The day after Christmas, Monday, Emma’s blood pressure began to fluctuate, from dangerously low in the afternoon to above her normal rate that evening. She refused to open her mouth when our aide tried to feed her dinner (the aide feeds her dinner in bed from a tray table). That’s when I called our Hospice agency. Of course it was after hours, and a holiday, anyway, for many people. I got the answering service who notified the on-call nurse. When the nurse phoned me and I told her what was occurring, she said, “She’s had a decline.” Wow. A decline. I never would have known, in these seven years since Emma’s dementia was diagnosed.
“I’m going to end this call and call back and speak with your superior,” I told the nurse. I did that and got almost the same response. Clearly, no on-call employee wanted to be interrupted from the end of their holiday by phone or to visit. And the superior talked over me, so she didn’t hear me when I said I wanted the nurse to come out and check Emma’s blood pressure. “I don’t want to play doctor here,” I said. I don’t know whether to administer her blood pressure medication or not, in case her blood pressure is too low.” By the time the superior got around to hearing me say that I wanted a nurse here – this process took five phone calls – I had given Emma her blood pressure medication; I recalled that Emma’s regular nurse, Tess, had told me that this medication regulates her system as well as balances her blood pressure.

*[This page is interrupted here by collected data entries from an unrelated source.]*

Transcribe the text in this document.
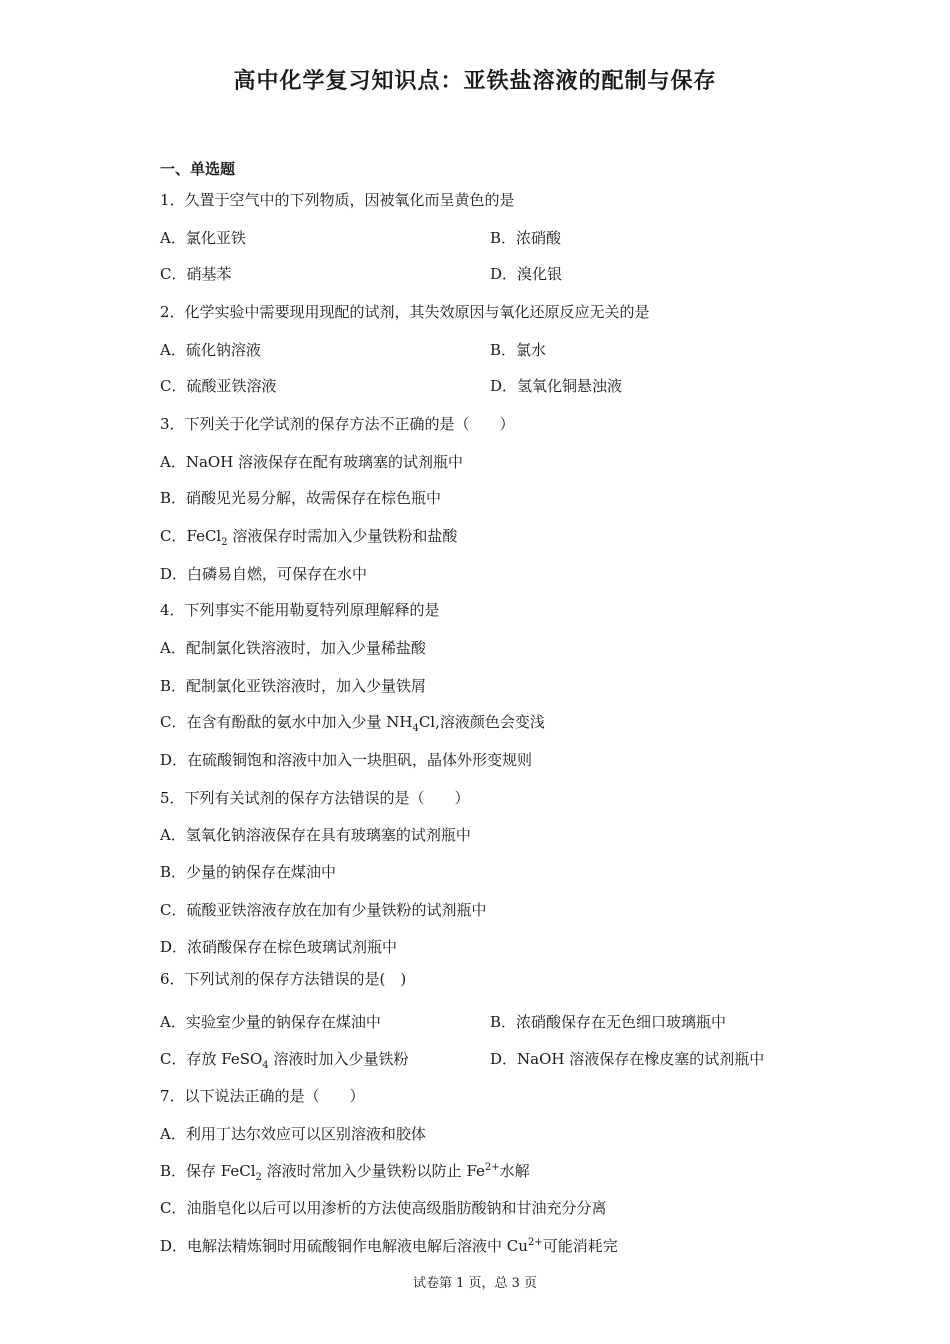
高中化学复习知识点：亚铁盐溶液的配制与保存
一、单选题
1．久置于空气中的下列物质，因被氧化而呈黄色的是
A．氯化亚铁	B．浓硝酸
C．硝基苯	D．溴化银
2．化学实验中需要现用现配的试剂，其失效原因与氧化还原反应无关的是
A．硫化钠溶液	B．氯水
C．硫酸亚铁溶液	D．氢氧化铜悬浊液
3．下列关于化学试剂的保存方法不正确的是（　　）
A．NaOH 溶液保存在配有玻璃塞的试剂瓶中
B．硝酸见光易分解，故需保存在棕色瓶中
C．FeCl$_2$ 溶液保存时需加入少量铁粉和盐酸
D．白磷易自燃，可保存在水中
4．下列事实不能用勒夏特列原理解释的是
A．配制氯化铁溶液时，加入少量稀盐酸
B．配制氯化亚铁溶液时，加入少量铁屑
C．在含有酚酞的氨水中加入少量 $NH_4Cl$,溶液颜色会变浅
D．在硫酸铜饱和溶液中加入一块胆矾，晶体外形变规则
5．下列有关试剂的保存方法错误的是（　　）
A．氢氧化钠溶液保存在具有玻璃塞的试剂瓶中
B．少量的钠保存在煤油中
C．硫酸亚铁溶液存放在加有少量铁粉的试剂瓶中
D．浓硝酸保存在棕色玻璃试剂瓶中
6．下列试剂的保存方法错误的是(　)
A．实验室少量的钠保存在煤油中	B．浓硝酸保存在无色细口玻璃瓶中
C．存放 FeSO$_4$ 溶液时加入少量铁粉	D．NaOH 溶液保存在橡皮塞的试剂瓶中
7．以下说法正确的是（　　）
A．利用丁达尔效应可以区别溶液和胶体
B．保存 FeCl$_2$ 溶液时常加入少量铁粉以防止 $Fe^{2+}$水解
C．油脂皂化以后可以用渗析的方法使高级脂肪酸钠和甘油充分分离
D．电解法精炼铜时用硫酸铜作电解液电解后溶液中 $Cu^{2+}$可能消耗完
试卷第 1 页，总 3 页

It was good I did give it to her because when the nurse got to our house and checked the pressure, it was elevated, not dangerously so, but the fluctuation is a concern. Ultimately, Tuesday morning and evening we were able to get Emma to eat.
Wednesday afternoon our Hospice chaplain came and she explained the way the declines work: in this final stage of dementia, especially, the patient will experience a downturn, then come up a little, but not as high as before, level off briefly, then down again, and the downslopes become steeper. The chaplain’s enlightening words and guidance supported and comforted me.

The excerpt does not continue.